Заметно похолодало. Брюки и телогрейки заледенели и стали как жестяные. Хорошо, хоть нет ветра. Охотник движется ровно, я же едва удерживаюсь на ногах, спотыкаюсь о невидимые кочки и валежины.

— Тропа! — зовет меня Картыков.

По лосиному следу идти безопаснее, но труднее. Ноги съезжают в узкий желобок. Равновесие удерживать трудно, приходится балансировать, будто идешь по канату, хвататься за ветки колючего можжевельника.

Такие тропы пролегают здесь вдоль всех логов. В низинах много корма — кустарниковой березы, осинок, мха, багульника, елочных болотных трав, вот лоси и приходят сюда. Редко кому удается увидеть их здесь: зверь очень чуток. Охотник настигает его только благодаря собакам.

…Когда мы с Картыковым тронулись в первый поход по дальнему урочищу, он заявил:

— Может, лося добудем сегодня, одну лицензию я оправдал в том году. На второго лося петлю поставил. Решил испробовать, есть ли толк в такой охоте. Дней десять назад прибегал сюда с тросом. Долго уж без проверки, а тут Дружок еще задержал!

На тропе между соснами увидели мы тогда только рога лося в стальной петле да обглоданный скелет. Картыков сразу определил, что это дело росомах и медведя. Он стоял растерянный и подавленный, как на похоронах.

— Теперь я вроде и браконьер… Все! Не ловил раньше петлей, теперь и сыну закажу. Убийство это ведь. А был бы транспорт, слетал и проверил. Худо без него, совсем худо… Пришел к председателю колхоза за лошадью однажды — мясо лосиное из тайги привезти, — не дал, корма, мол не успеваем завозить, скот голодный. Гусек суконный, балахон этот — на себя и подался к скрадку своему. Погрузил там мясо на карточки, впряг собак, сам коренником стал в упряжку. Трое суток ушло на обратную дорогу.

А декабрь, холод страшный, лед на ручьях трещал, кора берез и сосен лопалась, будто стреляли, — описывал этот путь Картыков. — Днем-то с морозом можно бороться, а ночью, как выяснит, он прожигал до костей. Вот меня и прихватило. Домой добрался — кых да кых! Истаял весь, как свечка стал. Курить бросил да жир медвежий, не переставая, пил. И-оклемался, вишь, выздоровел.

Вечером у костра Картыков долго молчал. И вдруг его словно прорвало» Опять выплеснулась наружу горечь неудачи с охотой на лося. Охотник бичевал себя, и для меня это было несколько неожиданным. Он говорил о природе, которая живет вечно, об охоте, о человеке, о том, что жестокость можно оправдать, когда она разумна. «Охотник ведь не мясник, скотобоец какой-то, — заканчивал Картыков на тихой и грустной нотке. — Мы со зверем живем вместе в тайге. Я и его душу, беды знаю лучше других. Жалко бывает красавцев лесных…

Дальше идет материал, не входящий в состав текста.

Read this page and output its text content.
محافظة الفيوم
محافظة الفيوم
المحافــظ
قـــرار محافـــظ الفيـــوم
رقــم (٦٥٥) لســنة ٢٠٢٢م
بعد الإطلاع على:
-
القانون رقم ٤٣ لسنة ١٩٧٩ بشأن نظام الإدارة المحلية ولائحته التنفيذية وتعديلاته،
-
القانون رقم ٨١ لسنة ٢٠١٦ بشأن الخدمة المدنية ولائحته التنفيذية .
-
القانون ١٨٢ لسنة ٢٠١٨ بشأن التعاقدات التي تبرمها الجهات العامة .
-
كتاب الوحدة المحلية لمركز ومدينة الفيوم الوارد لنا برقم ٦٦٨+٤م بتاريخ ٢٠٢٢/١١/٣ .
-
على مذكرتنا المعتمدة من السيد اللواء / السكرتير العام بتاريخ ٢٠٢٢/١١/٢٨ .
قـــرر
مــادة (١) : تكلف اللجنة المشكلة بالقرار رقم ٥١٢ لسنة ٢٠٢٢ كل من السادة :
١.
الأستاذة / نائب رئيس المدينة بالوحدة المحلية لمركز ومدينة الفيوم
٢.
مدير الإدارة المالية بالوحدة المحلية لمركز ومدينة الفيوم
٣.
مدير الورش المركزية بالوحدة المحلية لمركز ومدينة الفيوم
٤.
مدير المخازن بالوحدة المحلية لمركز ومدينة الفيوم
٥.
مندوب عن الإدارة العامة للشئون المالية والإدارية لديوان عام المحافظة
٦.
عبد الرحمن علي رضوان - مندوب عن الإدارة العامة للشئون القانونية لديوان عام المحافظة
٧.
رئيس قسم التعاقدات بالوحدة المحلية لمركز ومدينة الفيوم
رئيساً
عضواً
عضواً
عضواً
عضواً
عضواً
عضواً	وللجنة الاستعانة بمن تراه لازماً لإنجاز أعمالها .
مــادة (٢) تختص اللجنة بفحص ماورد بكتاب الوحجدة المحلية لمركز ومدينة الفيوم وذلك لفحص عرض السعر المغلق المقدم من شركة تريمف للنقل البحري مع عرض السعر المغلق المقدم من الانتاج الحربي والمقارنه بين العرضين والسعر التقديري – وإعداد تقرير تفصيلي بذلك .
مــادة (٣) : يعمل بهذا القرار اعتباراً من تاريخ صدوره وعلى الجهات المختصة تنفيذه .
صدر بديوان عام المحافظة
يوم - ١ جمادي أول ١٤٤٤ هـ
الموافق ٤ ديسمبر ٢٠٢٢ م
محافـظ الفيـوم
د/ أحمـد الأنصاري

Далеко завел нас соболек. Полночи мы плутали в поисках Ильехана и лишь на рассвете вышли к пойме ручья. Отоспались у костра, и вновь пошли таежные будни.

Утром небо затянуло белесой хмарью. Воздух морозный. До обеда мы проходили впустую. Белки как вымерли. Не было и боровой дичи.

— Не пойму отчего, — ломал голову охотник. — Может, мало-водица повлияла? Два года уже мелкая Обь, рыбе нереститься и пастись негде. Несколько десятков лет такого не бывало. А пусто в реках — пусто и в тайге. Всегда такая «арифметика» выходит…

Зашли в густой ельник и обнаружили вскоре, что снова заблудились. По полуденным кронам стали выходить к Ильехану.

— Видишь, ветки густые, — подсказывал мне Картыков, — полуденная сторона дерева. В полдень солнце здесь самую жизнь ему дает.

— А компас у тебя есть, Володя?

— Был школьный, разбил.

— Карту, выкопировку бы тебе хорошую заиметь, чуть что, и сориентировался, — заговорило во мне топографическое прошлое.

— Да где ж ее взять? Не слышал, чтобы охотники в наших местах имели карты. Мы ж не геологи.

У Ильехана остановились. Пора было обедать. Картыков взял котелок и пошел долбить лунку. Я стал выкладывать куски вареного мяса, хлеб, сахар.

Быстро развели костер. Картыков следил, как закипает вода.

— Наливай, — говорю я ему.

— Погоди, перекат на чаю появится, белым ключом закипит — тогда.

— Дошел, самый чай сейчас будет, — улыбается охотник и снимает котелок.

Растираем над кружками комки плиточного чая. Настой получается ароматным и живительным. Чувствуешь, как разливается по телу блаженный напиток.

И опять мы в пути. Попали на куртину сухостоя. Я услышал треск за спиной. Оглянулся — никого. Картыков рассеял недоумение:

— Сухие деревья трещат, к теплу, значит.

Словно в подтверждение его слов ветром разнесло хмарь, выглянуло солнце, и веселою стала тайга, заискрилась.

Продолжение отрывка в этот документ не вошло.